Running Claude Code and Codex side-by-side has become my default for anything non-trivial - they catch different things and the diff between their outputs is often the most useful signal. The context handoff between models is where it gets tricky, especially when they diverge on architecture decisions.
Parallel Code
@mykola_kondratiuk Yes, I feel you. Model handoff is still tricky to solve. Personally I do this via dedicated skills (on claude code's end, which my main agent these days).
I've been doing this manually with tmux panes and git worktrees, so seeing it packaged as a proper tool with diff review is nice. The "zero switching cost" angle is key -- keeping agents as raw terminal CLIs instead of wrapping them in some custom UI means you're not betting against the pace these tools evolve at. What does the mobile monitoring actually show you -- just status, or can you intervene mid-task?
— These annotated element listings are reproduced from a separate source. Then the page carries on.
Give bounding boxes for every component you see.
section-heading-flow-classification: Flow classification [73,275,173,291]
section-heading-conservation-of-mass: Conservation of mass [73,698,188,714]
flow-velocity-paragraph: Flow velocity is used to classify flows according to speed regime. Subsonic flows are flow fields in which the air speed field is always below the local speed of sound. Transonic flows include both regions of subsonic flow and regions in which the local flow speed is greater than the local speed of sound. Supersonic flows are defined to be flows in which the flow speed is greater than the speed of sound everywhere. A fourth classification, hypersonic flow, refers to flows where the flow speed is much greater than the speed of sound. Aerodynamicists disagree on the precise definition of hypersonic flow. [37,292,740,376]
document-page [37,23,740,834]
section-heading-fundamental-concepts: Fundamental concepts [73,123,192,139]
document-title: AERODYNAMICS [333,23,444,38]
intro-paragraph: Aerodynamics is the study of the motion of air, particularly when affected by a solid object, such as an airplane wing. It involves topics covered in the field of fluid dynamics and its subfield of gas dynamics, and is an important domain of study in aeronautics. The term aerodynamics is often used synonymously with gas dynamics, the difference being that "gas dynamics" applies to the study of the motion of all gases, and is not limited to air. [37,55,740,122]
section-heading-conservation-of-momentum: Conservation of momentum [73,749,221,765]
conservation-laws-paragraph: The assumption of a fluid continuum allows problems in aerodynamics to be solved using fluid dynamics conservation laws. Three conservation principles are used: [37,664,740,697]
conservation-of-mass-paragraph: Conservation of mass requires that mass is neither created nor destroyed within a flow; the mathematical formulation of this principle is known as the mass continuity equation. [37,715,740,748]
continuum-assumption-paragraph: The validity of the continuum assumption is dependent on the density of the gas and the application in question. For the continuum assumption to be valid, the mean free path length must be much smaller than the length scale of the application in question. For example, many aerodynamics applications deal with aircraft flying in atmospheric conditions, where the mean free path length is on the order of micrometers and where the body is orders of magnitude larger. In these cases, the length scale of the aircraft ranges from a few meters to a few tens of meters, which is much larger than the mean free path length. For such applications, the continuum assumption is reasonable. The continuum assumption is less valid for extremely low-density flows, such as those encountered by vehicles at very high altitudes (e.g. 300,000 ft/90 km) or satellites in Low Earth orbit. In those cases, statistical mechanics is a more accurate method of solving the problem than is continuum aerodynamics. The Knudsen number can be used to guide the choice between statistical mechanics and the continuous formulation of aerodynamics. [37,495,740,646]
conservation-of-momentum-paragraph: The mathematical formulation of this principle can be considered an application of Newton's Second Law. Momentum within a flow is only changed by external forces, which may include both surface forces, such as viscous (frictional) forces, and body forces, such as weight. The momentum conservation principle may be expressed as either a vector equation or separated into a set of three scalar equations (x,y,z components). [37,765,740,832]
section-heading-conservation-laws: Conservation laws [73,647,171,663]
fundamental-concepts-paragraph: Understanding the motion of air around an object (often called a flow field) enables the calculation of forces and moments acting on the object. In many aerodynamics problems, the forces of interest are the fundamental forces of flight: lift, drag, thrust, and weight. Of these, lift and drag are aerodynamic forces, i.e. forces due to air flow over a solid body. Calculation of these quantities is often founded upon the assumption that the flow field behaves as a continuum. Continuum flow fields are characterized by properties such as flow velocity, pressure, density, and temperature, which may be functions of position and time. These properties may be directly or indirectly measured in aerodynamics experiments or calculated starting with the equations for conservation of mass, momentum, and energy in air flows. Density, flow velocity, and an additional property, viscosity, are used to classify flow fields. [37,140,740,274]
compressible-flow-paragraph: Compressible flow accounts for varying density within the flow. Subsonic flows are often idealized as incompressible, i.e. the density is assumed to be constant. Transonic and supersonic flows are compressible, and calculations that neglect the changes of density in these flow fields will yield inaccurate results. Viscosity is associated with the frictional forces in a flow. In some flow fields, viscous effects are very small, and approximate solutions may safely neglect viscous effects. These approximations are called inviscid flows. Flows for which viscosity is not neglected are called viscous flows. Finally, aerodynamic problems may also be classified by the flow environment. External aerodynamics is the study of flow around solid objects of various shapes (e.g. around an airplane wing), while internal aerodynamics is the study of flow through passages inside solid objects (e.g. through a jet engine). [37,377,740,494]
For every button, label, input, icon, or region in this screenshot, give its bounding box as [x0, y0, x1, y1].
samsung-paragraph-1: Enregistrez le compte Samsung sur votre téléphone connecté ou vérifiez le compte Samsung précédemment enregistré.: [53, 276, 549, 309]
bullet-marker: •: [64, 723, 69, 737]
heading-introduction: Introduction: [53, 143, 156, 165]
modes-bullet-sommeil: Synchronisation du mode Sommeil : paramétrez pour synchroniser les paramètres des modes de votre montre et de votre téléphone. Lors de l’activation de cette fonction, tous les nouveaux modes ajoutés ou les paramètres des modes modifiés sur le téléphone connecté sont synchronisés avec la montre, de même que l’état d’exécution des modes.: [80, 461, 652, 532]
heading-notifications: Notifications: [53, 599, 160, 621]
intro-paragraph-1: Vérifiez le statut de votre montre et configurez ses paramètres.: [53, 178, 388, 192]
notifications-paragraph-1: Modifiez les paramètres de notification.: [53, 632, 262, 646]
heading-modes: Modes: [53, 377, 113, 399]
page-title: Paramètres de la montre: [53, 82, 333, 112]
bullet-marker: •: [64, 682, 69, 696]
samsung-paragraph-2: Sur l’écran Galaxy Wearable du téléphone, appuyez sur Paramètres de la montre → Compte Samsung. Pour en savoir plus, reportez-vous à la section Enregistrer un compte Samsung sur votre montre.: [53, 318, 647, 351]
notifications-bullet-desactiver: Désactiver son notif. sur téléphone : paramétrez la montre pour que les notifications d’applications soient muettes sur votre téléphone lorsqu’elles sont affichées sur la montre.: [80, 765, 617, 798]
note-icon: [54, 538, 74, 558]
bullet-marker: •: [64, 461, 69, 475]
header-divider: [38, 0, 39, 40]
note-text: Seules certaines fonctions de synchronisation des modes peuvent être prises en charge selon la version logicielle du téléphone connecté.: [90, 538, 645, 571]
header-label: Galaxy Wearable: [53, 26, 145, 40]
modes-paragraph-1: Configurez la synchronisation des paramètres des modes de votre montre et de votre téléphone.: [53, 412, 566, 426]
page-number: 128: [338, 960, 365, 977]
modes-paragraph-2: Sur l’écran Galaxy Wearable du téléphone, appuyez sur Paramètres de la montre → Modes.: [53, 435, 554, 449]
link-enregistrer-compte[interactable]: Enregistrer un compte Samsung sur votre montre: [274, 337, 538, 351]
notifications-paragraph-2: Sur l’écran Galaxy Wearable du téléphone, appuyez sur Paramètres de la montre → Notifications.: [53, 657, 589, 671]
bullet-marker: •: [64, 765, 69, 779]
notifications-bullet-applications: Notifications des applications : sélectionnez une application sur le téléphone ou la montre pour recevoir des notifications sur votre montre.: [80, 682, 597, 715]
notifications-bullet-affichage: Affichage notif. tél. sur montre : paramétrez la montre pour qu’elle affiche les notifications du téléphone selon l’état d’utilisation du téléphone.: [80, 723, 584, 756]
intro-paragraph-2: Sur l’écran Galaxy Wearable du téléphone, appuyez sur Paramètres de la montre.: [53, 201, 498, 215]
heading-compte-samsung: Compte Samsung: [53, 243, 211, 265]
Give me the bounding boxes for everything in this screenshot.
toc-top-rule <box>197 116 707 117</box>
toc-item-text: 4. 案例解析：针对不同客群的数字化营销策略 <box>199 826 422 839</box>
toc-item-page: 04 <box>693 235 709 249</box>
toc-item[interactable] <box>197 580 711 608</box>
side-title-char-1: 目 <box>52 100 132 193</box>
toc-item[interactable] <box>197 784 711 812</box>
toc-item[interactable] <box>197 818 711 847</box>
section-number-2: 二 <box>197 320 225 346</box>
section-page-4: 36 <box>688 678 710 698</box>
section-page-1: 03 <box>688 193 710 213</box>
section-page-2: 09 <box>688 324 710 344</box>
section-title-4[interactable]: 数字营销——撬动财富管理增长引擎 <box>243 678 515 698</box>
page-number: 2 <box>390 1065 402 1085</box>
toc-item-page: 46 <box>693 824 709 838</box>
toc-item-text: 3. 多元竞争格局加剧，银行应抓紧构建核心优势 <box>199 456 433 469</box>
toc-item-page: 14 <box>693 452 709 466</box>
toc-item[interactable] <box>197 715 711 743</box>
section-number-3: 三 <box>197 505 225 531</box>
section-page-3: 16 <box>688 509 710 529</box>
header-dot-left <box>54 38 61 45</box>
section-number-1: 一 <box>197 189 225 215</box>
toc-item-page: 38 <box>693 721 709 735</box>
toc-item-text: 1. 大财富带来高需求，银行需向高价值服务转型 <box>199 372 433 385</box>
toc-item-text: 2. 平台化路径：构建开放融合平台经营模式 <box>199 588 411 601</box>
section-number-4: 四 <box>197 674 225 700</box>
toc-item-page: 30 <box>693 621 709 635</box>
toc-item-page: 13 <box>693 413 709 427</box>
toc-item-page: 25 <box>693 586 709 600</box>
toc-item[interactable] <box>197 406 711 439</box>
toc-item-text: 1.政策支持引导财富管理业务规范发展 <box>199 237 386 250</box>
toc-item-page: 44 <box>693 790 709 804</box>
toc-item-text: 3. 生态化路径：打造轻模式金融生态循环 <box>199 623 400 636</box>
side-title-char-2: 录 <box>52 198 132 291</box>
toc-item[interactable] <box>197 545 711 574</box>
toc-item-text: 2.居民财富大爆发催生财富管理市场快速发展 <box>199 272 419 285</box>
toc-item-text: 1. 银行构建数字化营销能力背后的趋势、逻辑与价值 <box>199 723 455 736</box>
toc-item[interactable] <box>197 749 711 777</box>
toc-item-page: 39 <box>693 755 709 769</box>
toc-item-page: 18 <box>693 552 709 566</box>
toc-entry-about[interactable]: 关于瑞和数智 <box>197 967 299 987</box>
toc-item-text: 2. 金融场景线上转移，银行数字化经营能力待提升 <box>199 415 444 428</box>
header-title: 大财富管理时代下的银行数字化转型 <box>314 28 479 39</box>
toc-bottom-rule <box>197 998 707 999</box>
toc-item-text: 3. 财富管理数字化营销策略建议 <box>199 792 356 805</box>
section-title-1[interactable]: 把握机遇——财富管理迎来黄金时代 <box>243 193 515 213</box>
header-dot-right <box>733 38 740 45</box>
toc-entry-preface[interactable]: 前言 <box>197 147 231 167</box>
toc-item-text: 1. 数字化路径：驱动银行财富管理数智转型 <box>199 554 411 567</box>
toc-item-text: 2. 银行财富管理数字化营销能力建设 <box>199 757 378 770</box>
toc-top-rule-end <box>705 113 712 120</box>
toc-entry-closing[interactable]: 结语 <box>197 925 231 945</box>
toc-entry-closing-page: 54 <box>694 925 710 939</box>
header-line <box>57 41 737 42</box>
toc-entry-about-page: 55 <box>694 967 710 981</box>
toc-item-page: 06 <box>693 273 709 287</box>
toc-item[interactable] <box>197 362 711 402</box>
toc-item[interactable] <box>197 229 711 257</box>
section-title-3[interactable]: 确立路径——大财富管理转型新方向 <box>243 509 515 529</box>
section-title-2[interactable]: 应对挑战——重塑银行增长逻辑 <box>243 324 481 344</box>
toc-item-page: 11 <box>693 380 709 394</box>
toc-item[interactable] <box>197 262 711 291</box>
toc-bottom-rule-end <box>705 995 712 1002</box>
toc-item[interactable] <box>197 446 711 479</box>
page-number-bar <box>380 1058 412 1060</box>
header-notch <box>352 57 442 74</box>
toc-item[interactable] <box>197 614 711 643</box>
The isolated git worktree approach for running 10 agents in parallel is genuinely clever — no conflicts because each agent works in its own branch is the kind of thing that sounds obvious in hindsight but takes real thought to execute well.
I'm building CVDebug, an ATS resume scanner with Robot View that shows candidates exactly what Workday, Taleo and 50+ ATS bots see when they parse their CV, with an ATS score 0–100. Very different space, but I love the MIT open-source angle — transparency in how tools work is something I try to bring to the resume/hiring side too. Great launch Johannes!
Parallel Code
@aherme13 Thank you very much albert! <3 Best of luck in your endevours!